One of the hardest battles we are going to have to face as a parent is whining children; it is a known fact that children of all ages whine in order to try and get their way. But what you as a parent might not realize is that children also whine for other reasons; it could be that they are hungry, tired, thirsty, or they don’t feel good. Your job as a parent is to figure out why your child is whining and then come up with ways to put a stop to whining. And once you have developed a plan to stop your child from whining, the most important thing to do is to stick with your plan; don’t ever give in or back down. Whining is a learned behavior and the only way to unlearn that behavior is to teach your children alternative things to whining.
Here are some ideas on how to help your child stop whining.
Pay attention to what it is that you are feeding your child.
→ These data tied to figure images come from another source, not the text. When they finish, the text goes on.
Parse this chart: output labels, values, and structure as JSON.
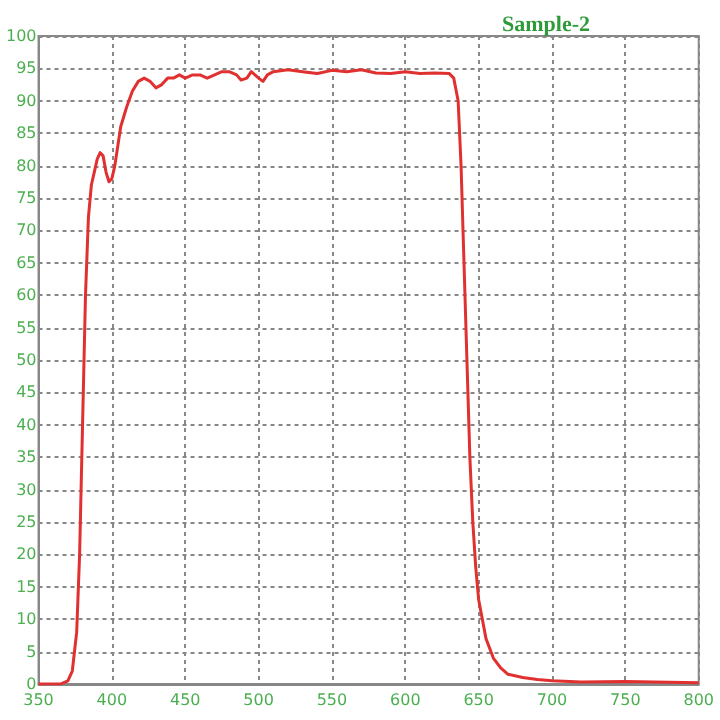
{
  "chart_data": {
    "type": "line",
    "title": "Sample-2",
    "x": [
      350,
      365,
      370,
      373,
      376,
      378,
      380,
      382,
      384,
      386,
      388,
      390,
      392,
      394,
      396,
      398,
      400,
      402,
      404,
      406,
      410,
      414,
      418,
      422,
      426,
      430,
      434,
      438,
      442,
      446,
      450,
      455,
      460,
      465,
      470,
      475,
      480,
      485,
      488,
      492,
      495,
      500,
      503,
      506,
      510,
      520,
      530,
      540,
      550,
      560,
      570,
      580,
      590,
      600,
      610,
      620,
      630,
      633,
      636,
      638,
      640,
      642,
      644,
      646,
      648,
      650,
      655,
      660,
      665,
      670,
      680,
      690,
      700,
      720,
      750,
      770,
      800
    ],
    "series": [
      {
        "color": "#e03030",
        "values": [
          0,
          0,
          0.5,
          2,
          8,
          20,
          40,
          60,
          72,
          77,
          79,
          81,
          82,
          81.5,
          79,
          77.5,
          78,
          80,
          83,
          86,
          89,
          91.5,
          93,
          93.5,
          93,
          92,
          92.5,
          93.5,
          93.5,
          94,
          93.5,
          94,
          94,
          93.5,
          94,
          94.5,
          94.5,
          94,
          93.2,
          93.5,
          94.5,
          93.5,
          93,
          94,
          94.5,
          94.8,
          94.5,
          94.2,
          94.7,
          94.5,
          94.8,
          94.3,
          94.2,
          94.5,
          94.2,
          94.3,
          94.2,
          93.5,
          90,
          80,
          65,
          50,
          35,
          25,
          18,
          13,
          7,
          4,
          2.5,
          1.5,
          1,
          0.7,
          0.5,
          0.3,
          0.4,
          0.3,
          0.2
        ]
      }
    ],
    "xlim": [
      350,
      800
    ],
    "xticks": [
      350,
      400,
      450,
      500,
      550,
      600,
      650,
      700,
      750,
      800
    ],
    "ylim": [
      0,
      100
    ],
    "yticks": [
      0,
      5,
      10,
      15,
      20,
      25,
      30,
      35,
      40,
      45,
      50,
      55,
      60,
      65,
      70,
      75,
      80,
      85,
      90,
      95,
      100
    ],
    "grid": true,
    "marker": "none",
    "line_style": "solid"
  }
}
If they are eating a diet high in sugar, they could be suffering from the highs and lows that accompany eating a diet high in sugar. Once the sugar high wears off your child will experience a low which can trigger whining, because it makes them feel tired and horrible. Sometimes changing their diet can solve a lot of problems.
You should also pay attention to your child’s nap or bed time, when children get tired they tend to get whiny. So basically don’t take your child to the grocery store five minutes before bedtime. Children require more sleep than adults do; rather than change their schedule around, you should alter your schedule to be sure that they are getting enough sleep. If they start whining half an hour before bedtime that is a good indicator that they need to go to bed earlier, or if they are whining by midmorning sometimes a nice nap will help them to sleep it off.
Another good way to help keep your kids from whining is to keep them entertained. If you are going to be going on a long car ride, bring along some games, books and other activities that can help keep them occupied. The same thing holds true if you are going to be going somewhere that is more of an adult place than a child’s place. The busier your kids are, the fewer opportunities that they will have to whine.
If your child insists on whining, you should set up an area where they can go whine; a bedroom is the perfect place. Once they start whining, simply ask them to go into their rooms until they are done whining so that you don’t have to hear it. You should also explain to your children that when they whine you can’t understand them, and it hurts your ears, so they need to go somewhere else to do it. You should also make it clear to your child that certain rooms in the house are “no whining rooms”. If it helps, put up signs that say “No whining allowed” in the rooms that you have designated as no whining rooms.
Never just order your child to stop whining; nine times out of ten it doesn’t work. Kids, like adults, would rather be talked to in a respectful manner, not to mention the fact that they respond better when you talk to them respectfully rather than just ordering them around.
Just remember that the worst thing you can do is to give in to your child’s whining behavior, so be consistent and don’t forget to praise them when they do good.